As for Artemisia Gentileschi, an early follower of Caravaggio whose father Orazio Gentileschi was also a painter of renown, Porter was intrigued when Julian told her the backstory of the 17th-century female artist who made it in a man’s world. In the novel, Helena reveals Orazio bragged about his daughter, who started painting in his studio at 12 and produced her first signed work at 17. A year later, Artemisia was raped by a friend her father hired to teach her, which is documented in court transcripts from a 1611 trial when her father sued the friend because he had besmirched Orazio’s reputation.

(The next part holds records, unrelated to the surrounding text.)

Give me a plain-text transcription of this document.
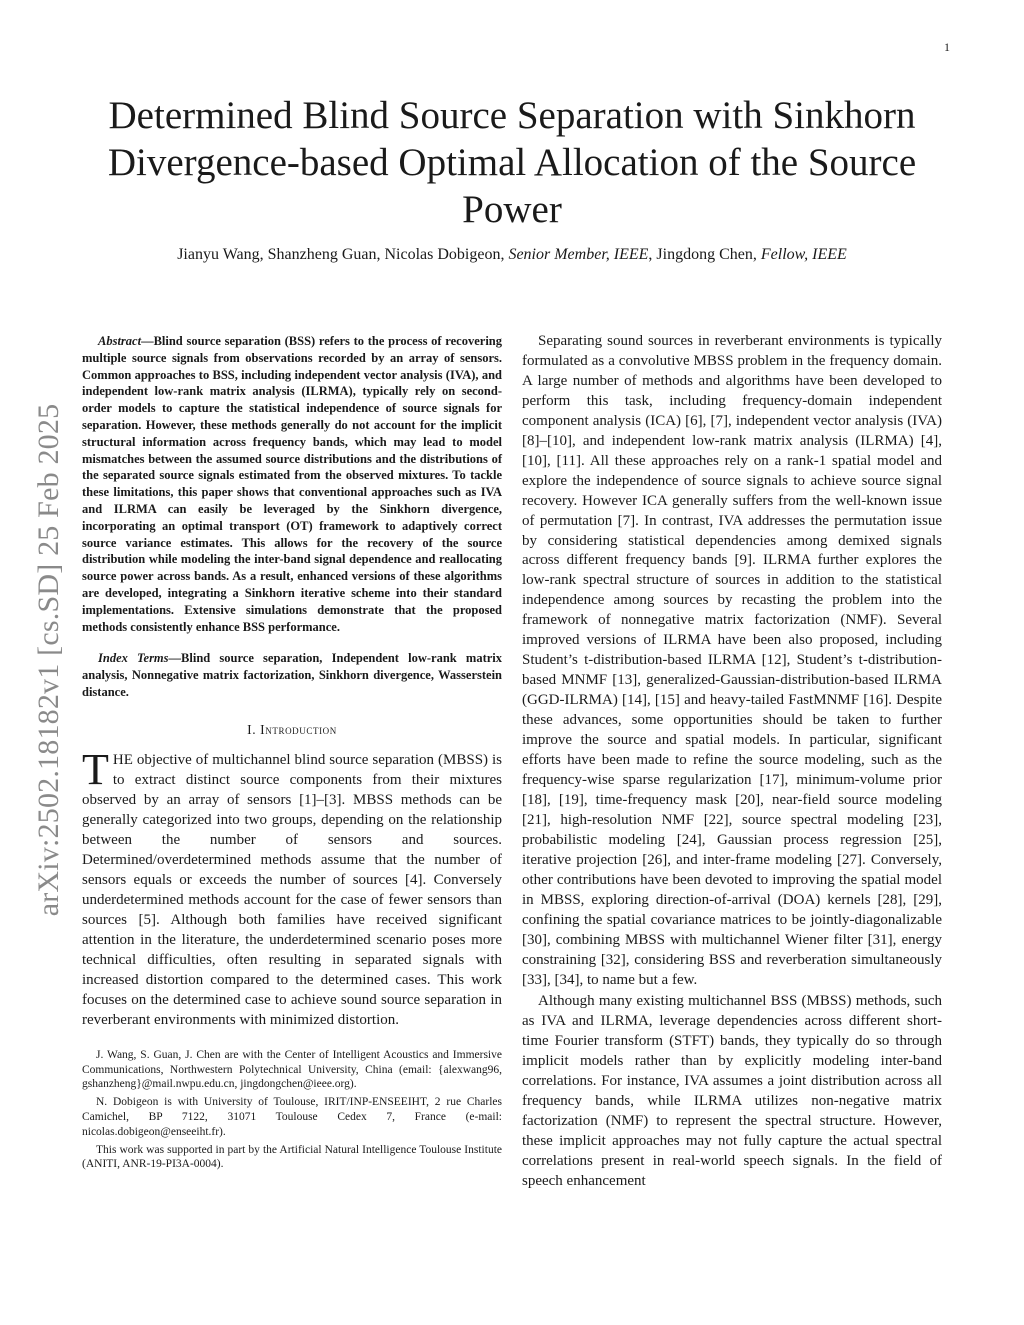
1
Determined Blind Source Separation with Sinkhorn Divergence-based Optimal Allocation of the Source Power
Jianyu Wang, Shanzheng Guan, Nicolas Dobigeon, Senior Member, IEEE, Jingdong Chen, Fellow, IEEE
arXiv:2502.18182v1 [cs.SD] 25 Feb 2025

Abstract—Blind source separation (BSS) refers to the process of recovering multiple source signals from observations recorded by an array of sensors. Common approaches to BSS, including independent vector analysis (IVA), and independent low-rank matrix analysis (ILRMA), typically rely on second-order models to capture the statistical independence of source signals for separation. However, these methods generally do not account for the implicit structural information across frequency bands, which may lead to model mismatches between the assumed source distributions and the distributions of the separated source signals estimated from the observed mixtures. To tackle these limitations, this paper shows that conventional approaches such as IVA and ILRMA can easily be leveraged by the Sinkhorn divergence, incorporating an optimal transport (OT) framework to adaptively correct source variance estimates. This allows for the recovery of the source distribution while modeling the inter-band signal dependence and reallocating source power across bands. As a result, enhanced versions of these algorithms are developed, integrating a Sinkhorn iterative scheme into their standard implementations. Extensive simulations demonstrate that the proposed methods consistently enhance BSS performance.

Index Terms—Blind source separation, Independent low-rank matrix analysis, Nonnegative matrix factorization, Sinkhorn divergence, Wasserstein distance.

I. Introduction

THE objective of multichannel blind source separation (MBSS) is to extract distinct source components from their mixtures observed by an array of sensors [1]–[3]. MBSS methods can be generally categorized into two groups, depending on the relationship between the number of sensors and sources. Determined/overdetermined methods assume that the number of sensors equals or exceeds the number of sources [4]. Conversely underdetermined methods account for the case of fewer sensors than sources [5]. Although both families have received significant attention in the literature, the underdetermined scenario poses more technical difficulties, often resulting in separated signals with increased distortion compared to the determined cases. This work focuses on the determined case to achieve sound source separation in reverberant environments with minimized distortion.

J. Wang, S. Guan, J. Chen are with the Center of Intelligent Acoustics and Immersive Communications, Northwestern Polytechnical University, China (email: {alexwang96, gshanzheng}@mail.nwpu.edu.cn, jingdongchen@ieee.org).

N. Dobigeon is with University of Toulouse, IRIT/INP-ENSEEIHT, 2 rue Charles Camichel, BP 7122, 31071 Toulouse Cedex 7, France (e-mail: nicolas.dobigeon@enseeiht.fr).

This work was supported in part by the Artificial Natural Intelligence Toulouse Institute (ANITI, ANR-19-PI3A-0004).

Separating sound sources in reverberant environments is typically formulated as a convolutive MBSS problem in the frequency domain. A large number of methods and algorithms have been developed to perform this task, including frequency-domain independent component analysis (ICA) [6], [7], independent vector analysis (IVA) [8]–[10], and independent low-rank matrix analysis (ILRMA) [4], [10], [11]. All these approaches rely on a rank-1 spatial model and explore the independence of source signals to achieve source signal recovery. However ICA generally suffers from the well-known issue of permutation [7]. In contrast, IVA addresses the permutation issue by considering statistical dependencies among demixed signals across different frequency bands [9]. ILRMA further explores the low-rank spectral structure of sources in addition to the statistical independence among sources by recasting the problem into the framework of nonnegative matrix factorization (NMF). Several improved versions of ILRMA have been also proposed, including Student’s t-distribution-based ILRMA [12], Student’s t-distribution-based MNMF [13], generalized-Gaussian-distribution-based ILRMA (GGD-ILRMA) [14], [15] and heavy-tailed FastMNMF [16]. Despite these advances, some opportunities should be taken to further improve the source and spatial models. In particular, significant efforts have been made to refine the source modeling, such as the frequency-wise sparse regularization [17], minimum-volume prior [18], [19], time-frequency mask [20], near-field source modeling [21], high-resolution NMF [22], source spectral modeling [23], probabilistic modeling [24], Gaussian process regression [25], iterative projection [26], and inter-frame modeling [27]. Conversely, other contributions have been devoted to improving the spatial model in MBSS, exploring direction-of-arrival (DOA) kernels [28], [29], confining the spatial covariance matrices to be jointly-diagonalizable [30], combining MBSS with multichannel Wiener filter [31], energy constraining [32], considering BSS and reverberation simultaneously [33], [34], to name but a few.

Although many existing multichannel BSS (MBSS) methods, such as IVA and ILRMA, leverage dependencies across different short-time Fourier transform (STFT) bands, they typically do so through implicit models rather than by explicitly modeling inter-band correlations. For instance, IVA assumes a joint distribution across all frequency bands, while ILRMA utilizes non-negative matrix factorization (NMF) to represent the spectral structure. However, these implicit approaches may not fully capture the actual spectral correlations present in real-world speech signals. In the field of speech enhancement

“Her art is very, very physical and you really get a sense of the blood and guts of what she is portraying,” says Porter. “All she wanted to do was paint. She was a huge admirer of Caravaggio and his style of art in those days was an innovation. And she just persevered. She was tough.”
Local Perspective
As the novel hopscotches around Europe, the reader gets an insider’s sense of place, including the customs and the culture of each country, and that includes a smattering of phrases in Hungarian, Russian and French – all languages Porter speaks and reads. When Attila answers the phone, for example, he says, “Csókolom,” a Hungarian greeting that references an old hand-kissing custom and means hello and goodbye. In Paris, when Attila orders a bottle of Bordeaux because a waiter tells him it was a good year, Helena knows Attila has been taken for a tourist since the last good year was 2015. You can easily picture the Saint-Germain-des-Prés café and see the disdain on the server’s face. In Budapest, Helena joins a tour of the Hungarian Parliament building, where she breaks away from the group to snap photos of the office doorplates where she glimpses the Strasbourg killer entering the building. All of them have the prefix Dr., which is commonly used to convey importance. “None of the doctors she had met in the east had medical degrees, though a couple of them in Poland had offered to examine her,” Helena says.
Porter was careful “not to have too many long complicated names with lots of consonants and not enough vowels,” but admits she’s not sure how to pronounce the name of a Polish museum director who appears briefly in the book.
When asked how her heroine Helena has developed as a character since The Appraisal, Porter says the woman who travels with weapons and a case of disguises – and knees a thug in the nether regions in one scene – has a kinder, gentler side when it comes to Attila.
Deceptions holds promise for their future relationship, but that won’t be revealed for a while as the next book in the series is on hold while Porter writes more magazine and newspaper articles. There’s also a new contemporary novel taking shape that is set at a cottage on Lake Huron not unlike the one the Porters own near Honey Harbour, Ont.
“I’m well into it,” she says. “It’s the only thing that keeps me sane during this pandemic. It’s an escape, really.”